Ein Stil, der sich einer Einordnung verweigert, figurativ und zugleich abstrakt ist, auf Din A 4 kleinem Papier begann und auf mehrere Meter große Stofftücher hinaus wuchs. „Zunächst malte er kleine, minimalistische, surreale Zeichen, die er zu Riesenstorys zusammenfügte, die Anklänge an Comics und Computerspiele hatten“, beschreibt Grölle. Heiter und lustig anmutende, kleinteilige Bilder, deren Elemente jedoch beim näheren Hinsehen den massenhaften, maschinellen Tod, etwa im KZ, darstellten. Für jedes Element, von der Sichel bis zum Totenkopf, fertigte der Künstler Schablonen, die er mit Farbe besprühte. Hinzu kamen gemalte Bilder, deren Zeichen und Formen jedes für sich auf Geschichten verwiesen, die er zu „intelligenten, choreographierten Bildern“ auf Stoff zusammenfügte. Und die Zeitungsberichte über Zeitereignisse wie das Herrhausen-Attentat der RAF 1989, die er in unzähligen Schichten zu rostig anmutenden Bildern auf Leinwand klebte.
Aufbegehren gegen
Eltern und Gesellschaft
Junges Thema war die negative, deprimierende Seite des Menschen und seines Verhaltens in der Welt, war „gemalte existenzielle Philosophie“, so Grölle. In seiner Kunst und in seinem Leben habe sich seine Liebe zum und Sehnen nach Leben, sein Aufbegehren gegen Eltern und Gesellschaft gespiegelt. „Er brannte für das Leben, dieses großartige Geschenk. Er scheiterte und richtete die Gewalt gegen sich.“ Indem er exzessiv und ungesund lebte. Grölle stellte Junge erstmals 1983 in seiner Galerie Künstlerstrich, einer alten Schreinerei an der Schülkestrasse in Barmen, aus. 1986 war Junge beim Kunstfestival „Postnukleare Aktionstage“ auf vier Etagen an der Hofaue dabei, die auf den Reaktor-Gau in Tschernobyl antwortete, und von Jürgen Grölle, Ulrich Halstenbach, Hans Peter Hiby und Dirk Thielen organisiert wurde. Ein Foto von damals dient nun als Einladungskarte der Schau 2020.

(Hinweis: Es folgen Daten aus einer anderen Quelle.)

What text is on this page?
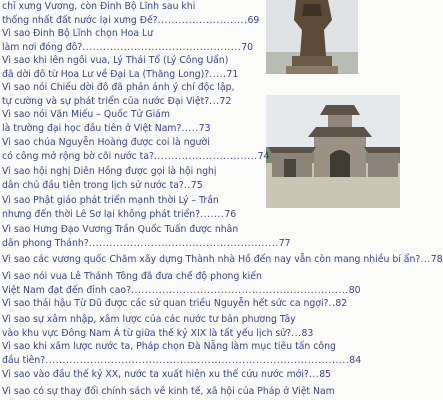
chỉ xưng Vương, còn Đinh Bộ Lĩnh sau khi
thống nhất đất nước lại xưng Đế?..........................69
Vì sao Đinh Bộ Lĩnh chọn Hoa Lư
làm nơi đóng đô?..............................................70
Vì sao khi lên ngôi vua, Lý Thái Tổ (Lý Công Uẩn)
đã dời đô từ Hoa Lư về Đại La (Thăng Long)?.....71
Vì sao nói Chiếu dời đô đã phản ánh ý chí độc lập,
tự cường và sự phát triển của nước Đại Việt?...72
Vì sao nói Văn Miếu – Quốc Tử Giám
là trường đại học đầu tiên ở Việt Nam?.....73
Vì sao chúa Nguyễn Hoàng được coi là người
có công mở rộng bờ cõi nước ta?..............................74
Vì sao hội nghị Diên Hồng được gọi là hội nghị
dân chủ đầu tiên trong lịch sử nước ta?..75
Vì sao Phật giáo phát triển mạnh thời Lý – Trần
nhưng đến thời Lê Sơ lại không phát triển?.......76
Vì sao Hưng Đạo Vương Trần Quốc Tuấn được nhân
dân phong Thánh?.......................................................77
Vì sao các vương quốc Chăm xây dựng Thành nhà Hồ đến nay vẫn còn mang nhiều bí ẩn?...78
Vì sao nói vua Lê Thánh Tông đã đưa chế độ phong kiến
Việt Nam đạt đến đỉnh cao?...............................................................80
Vì sao thái hậu Từ Dũ được các sử quan triều Nguyễn hết sức ca ngợi?..82
Vì sao sự xâm nhập, xâm lược của các nước tư bản phương Tây
vào khu vực Đông Nam Á từ giữa thế kỷ XIX là tất yếu lịch sử?...83
Vì sao khi xâm lược nước ta, Pháp chọn Đà Nẵng làm mục tiêu tấn công
đầu tiên?........................................................................................84
Vì sao vào đầu thế kỷ XX, nước ta xuất hiện xu thế cứu nước mới?...85
Vì sao có sự thay đổi chính sách về kinh tế, xã hội của Pháp ở Việt Nam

Da der Nachlass Junges in eine Galerie in Zülpich kam, denkt Grölle bei seiner Ausstellung an Arbeiten, die Sammler und Freunde des Verstorbenen in Wuppertal zur Verfügung stellen. Ihre persönlichen Geschichten beisteuern, die idealerweise in einem Heft herausgegeben werden sollen. Detlef Bell etwa, der mit Junge mehrfach in WG zusammen- und miterlebte, wie dieser seinen Weg suchte, der ihn ein einzigartiges Werk hervorbringen ließ und ihn zugleich tötete. Oder Hans-Georg Lobeck und Hans-Christian Günther, mit denen Grölle die non profit-Ausstellung, die nicht dem Verkauf dienen soll, gestalten will. Er selbst besitzt natürlich auch Arbeiten, darunter auch gemeinsam mit Junge geschaffene. Und weil der Galerie-Raum wiederum Begrenzung bedeutet, hofft Grölle schon jetzt, dass das Projekt „vielleicht eine Anregung für eine große Retrospektive in Wuppertal sein könnte“.